Siempre fue una soñadora algo taciturna y nada sociable. Devoraba los
cigarrillos luky strike blandos uno detrás de otro, casi sin pausa. En otro
tiempo, su hermosura había roto corazones por doquier, ahora apenas la miraban.
Deambulaba por la estación como un zombi independentista. Unos cascos enormes,
seguramente encontrados en cualquier contenedor, la mantenían ajena al trasiego
de viajeros con destino. Una tez morena y unos cabellos que parecían cortados
por una peluquera en estado de embriaguez, completaban la foto invisible de
alguien invisible.
Mi mochila era enorme, la arrastraba por el andén como si de un muerto se
tratara. En una pausa para respirar, me fije en ella. Me miraba. Al
menos, eso me pareció. Mi curiosidad innata debida a mi profesión, es decir, de parado de larga duración, hizo que me acercara a aquella chica menuda y que
parecía la hormiga atómica en estado de descomposición. Le pregunté por la
mejor forma de llegar al andén b7 sin morir de inanición y de sed; siempre fui
un verdadero desastre para orientarme, recuerdo perderme incluso en mi pequeña
ciudad de 8000 habitantes, cuatro vacas, dos caballos y un asno sin
descendencia.
Un gato negro bajo de un vagón de un vetusto tren de cercanías. Letras de
colores adornaban los laterales de forma que parecía una obra de arte en
movimiento. El revisor intentó darle un puntapié con tan buena suerte para el
animalito que perdió el equilibrio y su gran cuerpo y pequeña mente fueron a
caer de bruces contra el frío y mojado suelo que, con anterioridad, una pequeña
mujer de grandes pechos había fregado con diligencia franciscana.
La papelera rebosaba de latas y papeles de diverso tamaño y colores
llamativos. A decir verdad, apestaba a orín y a cloaca abandonada. Un perro la
olisqueaba por debajo y se relamía como si en ella se encontrara un apetitoso
manjar perruno. Su dueño estiró con violencia desmedida la correa que se rompió
por su punto más débil. Chapiiiii, le grito, sit, sit, pero ni se sentó ni dejo
de oler el rebosante recipiente que atravesaba su peor momento.

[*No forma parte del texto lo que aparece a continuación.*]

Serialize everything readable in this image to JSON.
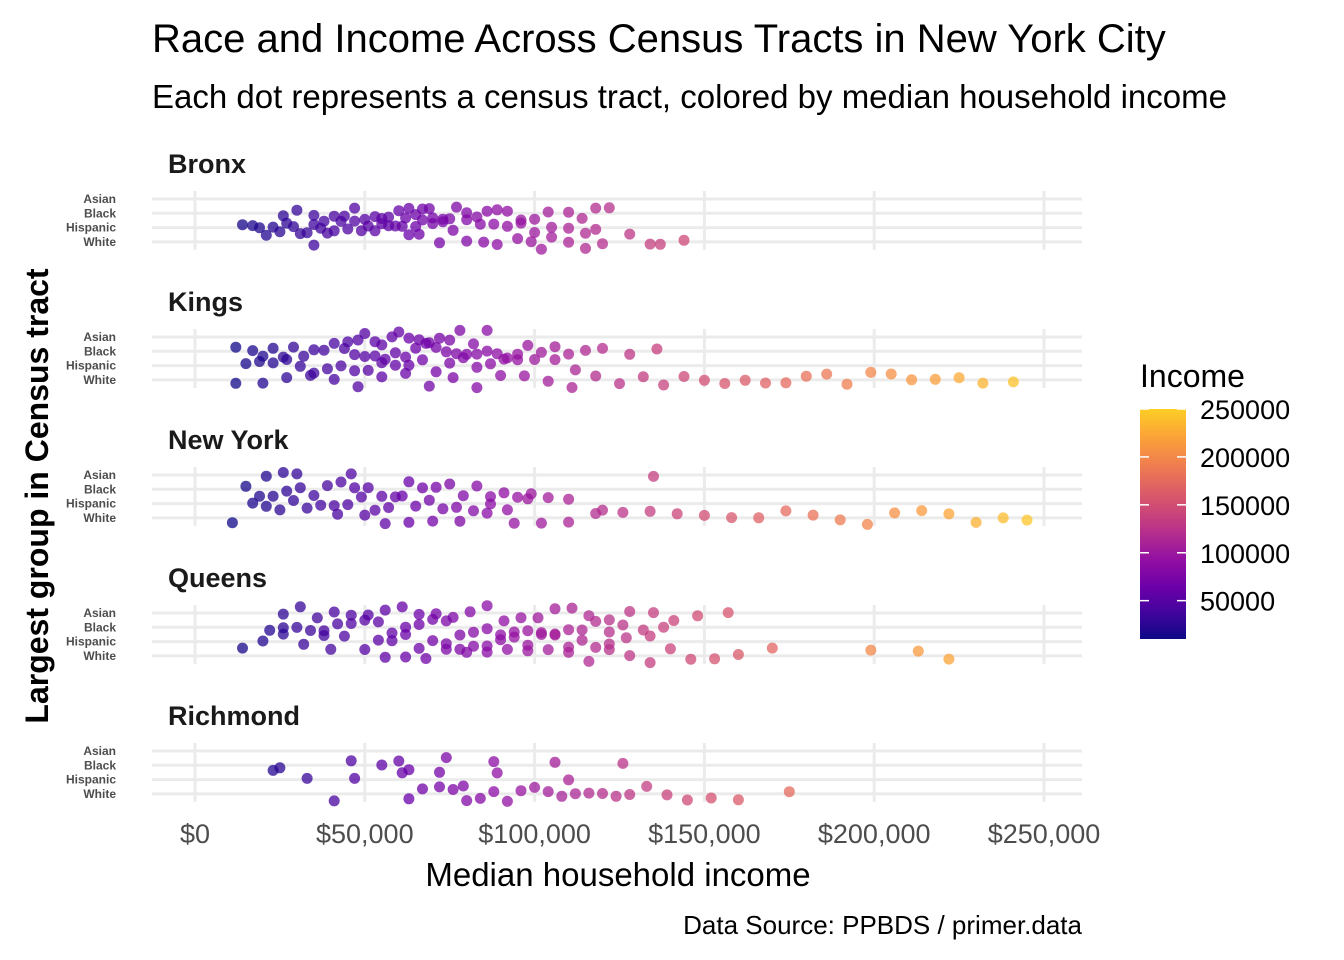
{
  "chart_data": {
    "type": "scatter",
    "title": "Race and Income Across Census Tracts in New York City",
    "subtitle": "Each dot represents a census tract, colored by median household income",
    "xlabel": "Median household income",
    "ylabel": "Largest group in Census tract",
    "caption": "Data Source: PPBDS / primer.data",
    "xlim": [
      -10000,
      262000
    ],
    "x_ticks": [
      0,
      50000,
      100000,
      150000,
      200000,
      250000
    ],
    "x_tick_labels": [
      "$0",
      "$50,000",
      "$100,000",
      "$150,000",
      "$200,000",
      "$250,000"
    ],
    "y_categories": [
      "Asian",
      "Black",
      "Hispanic",
      "White"
    ],
    "facets": [
      {
        "name": "Bronx",
        "groups": {
          "Asian": [],
          "Black": [
            26000,
            30000,
            35000,
            38000,
            41000,
            44000,
            47000,
            50000,
            53000,
            55000,
            57000,
            60000,
            62000,
            63000,
            65000,
            67000,
            69000,
            70000,
            73000,
            75000,
            77000,
            80000,
            83000,
            86000,
            89000,
            92000,
            96000,
            100000,
            104000,
            110000,
            114000,
            118000,
            122000
          ],
          "Hispanic": [
            14000,
            17000,
            19000,
            21000,
            23000,
            25000,
            27000,
            29000,
            31000,
            33000,
            35000,
            37000,
            39000,
            41000,
            43000,
            45000,
            47000,
            49000,
            51000,
            53000,
            55000,
            57000,
            59000,
            61000,
            63000,
            65000,
            67000,
            70000,
            73000,
            76000,
            80000,
            84000,
            88000,
            92000,
            96000,
            100000,
            105000,
            110000,
            115000,
            118000
          ],
          "White": [
            35000,
            66000,
            72000,
            80000,
            85000,
            89000,
            95000,
            99000,
            102000,
            105000,
            110000,
            115000,
            120000,
            128000,
            134000,
            137000,
            144000
          ]
        }
      },
      {
        "name": "Kings",
        "groups": {
          "Asian": [
            45000,
            48000,
            50000,
            53000,
            55000,
            58000,
            60000,
            63000,
            66000,
            69000,
            72000,
            75000,
            78000,
            82000,
            86000
          ],
          "Black": [
            12000,
            17000,
            20000,
            23000,
            26000,
            29000,
            32000,
            35000,
            38000,
            41000,
            44000,
            47000,
            50000,
            53000,
            56000,
            59000,
            62000,
            65000,
            68000,
            71000,
            74000,
            77000,
            80000,
            83000,
            86000,
            89000,
            92000,
            95000,
            98000,
            102000,
            106000,
            110000,
            115000,
            120000,
            128000,
            136000
          ],
          "Hispanic": [
            15000,
            19000,
            23000,
            27000,
            31000,
            35000,
            39000,
            43000,
            47000,
            51000,
            55000,
            59000,
            63000,
            67000,
            71000,
            75000,
            79000,
            83000,
            87000,
            91000,
            95000,
            100000,
            106000,
            112000
          ],
          "White": [
            12000,
            20000,
            27000,
            34000,
            41000,
            48000,
            55000,
            62000,
            69000,
            76000,
            83000,
            90000,
            97000,
            104000,
            111000,
            118000,
            125000,
            132000,
            138000,
            144000,
            150000,
            156000,
            162000,
            168000,
            174000,
            180000,
            186000,
            192000,
            199000,
            205000,
            211000,
            218000,
            225000,
            232000,
            241000
          ]
        }
      },
      {
        "name": "New York",
        "groups": {
          "Asian": [
            21000,
            26000,
            30000,
            46000,
            135000
          ],
          "Black": [
            15000,
            19000,
            23000,
            27000,
            31000,
            35000,
            39000,
            43000,
            47000,
            51000,
            55000,
            59000,
            63000,
            67000,
            71000,
            75000,
            79000,
            83000,
            87000,
            91000,
            95000,
            99000
          ],
          "Hispanic": [
            17000,
            21000,
            25000,
            29000,
            33000,
            37000,
            41000,
            45000,
            49000,
            53000,
            57000,
            61000,
            65000,
            69000,
            73000,
            77000,
            82000,
            87000,
            92000,
            98000,
            104000,
            110000,
            120000
          ],
          "White": [
            11000,
            42000,
            50000,
            56000,
            63000,
            70000,
            78000,
            86000,
            94000,
            102000,
            110000,
            118000,
            126000,
            134000,
            142000,
            150000,
            158000,
            166000,
            174000,
            182000,
            190000,
            198000,
            206000,
            214000,
            222000,
            230000,
            238000,
            245000
          ]
        }
      },
      {
        "name": "Queens",
        "groups": {
          "Asian": [
            26000,
            31000,
            36000,
            41000,
            46000,
            51000,
            56000,
            61000,
            66000,
            71000,
            76000,
            81000,
            86000,
            91000,
            96000,
            101000,
            106000,
            111000,
            116000,
            122000,
            128000,
            135000,
            141000,
            148000,
            157000
          ],
          "Black": [
            22000,
            26000,
            30000,
            34000,
            38000,
            42000,
            46000,
            50000,
            54000,
            58000,
            62000,
            66000,
            70000,
            74000,
            78000,
            82000,
            86000,
            90000,
            94000,
            98000,
            102000,
            106000,
            110000,
            114000,
            118000,
            122000,
            126000,
            132000,
            138000
          ],
          "Hispanic": [
            14000,
            20000,
            26000,
            32000,
            38000,
            44000,
            50000,
            54000,
            58000,
            62000,
            66000,
            70000,
            74000,
            78000,
            82000,
            86000,
            90000,
            94000,
            98000,
            102000,
            106000,
            110000,
            114000,
            118000,
            122000,
            127000,
            134000
          ],
          "White": [
            40000,
            56000,
            62000,
            68000,
            74000,
            80000,
            86000,
            92000,
            98000,
            104000,
            110000,
            116000,
            122000,
            128000,
            134000,
            140000,
            146000,
            153000,
            160000,
            170000,
            199000,
            213000,
            222000
          ]
        }
      },
      {
        "name": "Richmond",
        "groups": {
          "Asian": [],
          "Black": [
            23000,
            25000,
            46000,
            55000,
            60000,
            63000,
            74000,
            88000,
            106000,
            126000
          ],
          "Hispanic": [
            33000,
            47000,
            61000,
            72000,
            79000,
            89000,
            110000
          ],
          "White": [
            41000,
            63000,
            67000,
            72000,
            76000,
            80000,
            84000,
            88000,
            92000,
            96000,
            100000,
            104000,
            108000,
            112000,
            116000,
            120000,
            124000,
            128000,
            133000,
            139000,
            145000,
            152000,
            160000,
            175000
          ]
        }
      }
    ],
    "legend": {
      "title": "Income",
      "position": "right",
      "breaks": [
        50000,
        100000,
        150000,
        200000,
        250000
      ],
      "break_labels": [
        "50000",
        "100000",
        "150000",
        "200000",
        "250000"
      ],
      "min": 10000,
      "max": 250000,
      "colors": [
        "#0d0887",
        "#41049d",
        "#6a00a8",
        "#8f0da4",
        "#b12a90",
        "#cc4778",
        "#e16462",
        "#f2844b",
        "#fca636",
        "#fcce25"
      ]
    },
    "grid": true
  }
}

Recuerdo aquel beso que me hizo estremecer.
La realidad distorsionada por cristales abandonados donde lo fugaz y lo
intangible se unían formando un todo y un nada.
-Adiós- le dije. Y sin mirar atrás, seguí mi camino.
La huella de sus labios en mí alma y el amor que pronto extinguiría.
Un bebé llora en los brazos de su madre mientras ella le sonríe y le acerca amorosamente un pecho repleto de alimento y vida.